Monday 16th of February 2015

Glad to help, neighbor! Indeed, Ireland is great.

Nancy

Sunday 15th of February 2015

What a story. Remains me of an I Love Lucy Show, with the time issue, finally Fred unplugged the clock in the passport office. So glad it all worked out for you. Your baby is adorable and what a lucky little guy to be in Ireland with his own passport. Looking forward to reading about Ireland.

Lillie

Sunday 15th of February 2015

Hah! I wish we had thought to unplug the clock! :D

Anne Jenks

Tuesday 27th of January 2015

I love this post. It brought back memories of traveling to England from California with my children. My son was 31/2 and my daughter was about 22 months old. We broke the flight up with a stop on the east coast to visit my mother in New Jersey and my husband's parents in Cohasset, MA. Then we flew to England. I think the trip from Cslifornia must have been uneventful because I don't remember much about it. On the trip to England, the plane (a 747) was practically empty. Great! We thought. The kids can stretch out and take naps - and so can we. My daughter cooperated with this plan, but my son was too excited by the prospect of his first really long flight. He asked his dad to take him to the bathroom several times and finally agreed to lie down and take a nap. We were ready for one too, but were soon awakened by the flight attendant with our son in tow. He had gone to the bathroom by himself, locked himself in and pushed every button he could find including the one to call the attendant. She wasn't amused.

Lillie

Tuesday 27th of January 2015

Oh my gosh -- What a story!!!

Deb

Friday 23rd of January 2015

I'm not a parent but this is valuable information I'm going to share with my parent friends. Cheers!

Lillie

Friday 23rd of January 2015

Thanks so much, Deb! Hope it helps.

Nancy

Tuesday 20th of January 2015

I am a USPS retail clerk and passport agent. Please understand that the US Department of State determines what is necessary to apply for a passport. You are required to produce a certified birth certificate (which is returned to you by mail), ONE photo (which we can take on site), and photo ID (for minors, photo IDs of both parents). We will gladly make the necessary photocopies of the IDs. Yes, both parents are required to be present (or produce the notarized document), this is to prevent one parent removing the child from the country without the permission of the other. This may seen unnecessary to the happily married couple who just want to go on vacation with their child(ren), but this sort of thing happens more often than you may imagine.
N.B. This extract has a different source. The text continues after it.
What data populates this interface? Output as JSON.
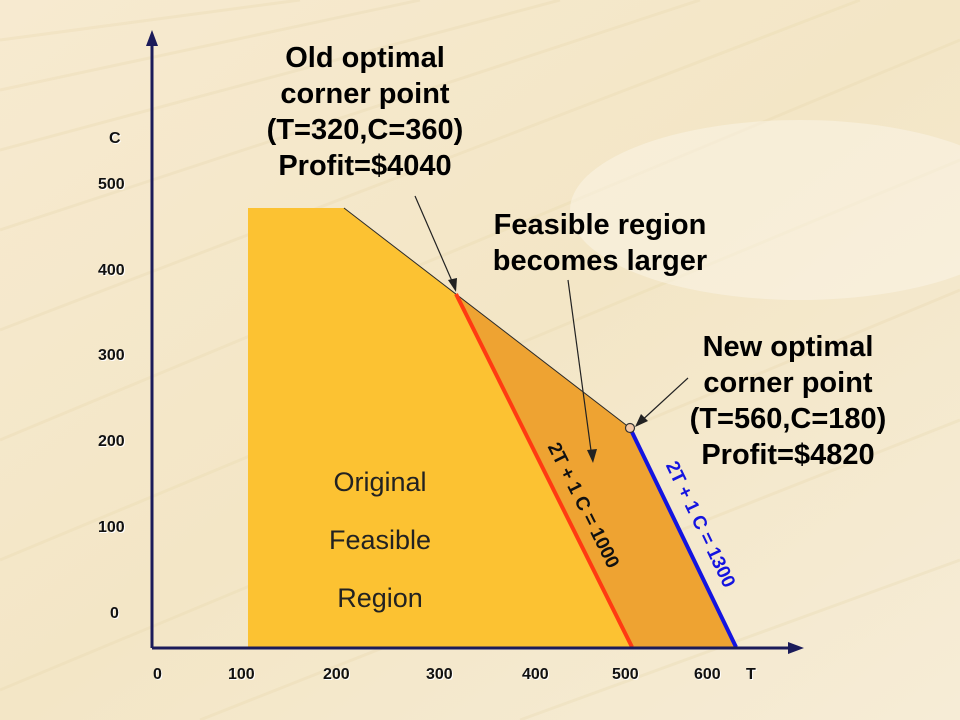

As passport agents we take our jobs VERY SERIOUSLY. There are many people attempting to obtain US passports for nefarious purposes. It is an issue of homeland security. We routinely get updates of suspicious activity everywhere from large urban areas to rural towns.

In regards to hours of operation, processing hours will differ depending upon the office, and usually end a half-hour before closing, to allow for the generation of reports that must accompany the passport applications. In some locales, the local courthouse may be able to process your application.

These days we are more and more reliant upon the internet for our information. A visit to www.travel.state.gov will provide all the information necessary. However, many of the issues stated in the previous comments could have been averted by a quick phone call to the local post office. In my office, we are happy to give you all the information you need to be completely prepared when you come in.

Ros

Friday 6th of February 2015

I'm glad you wrote this. I applied for passports just the other day and only submitted one photo. I was starting to get worried!

Lillie

Tuesday 20th of January 2015

Nancy, Thank you so much for taking the time to write this reply, and for the important job you do. I fully admit that Colin and I were not thorough enough in preparing for our first three passport application tries, and you are right that a simple phone call could have cleared up many of these issues! My hope in writing this post was to encourage others to do the prep work (ex: calling to verify hours) that we didn't do.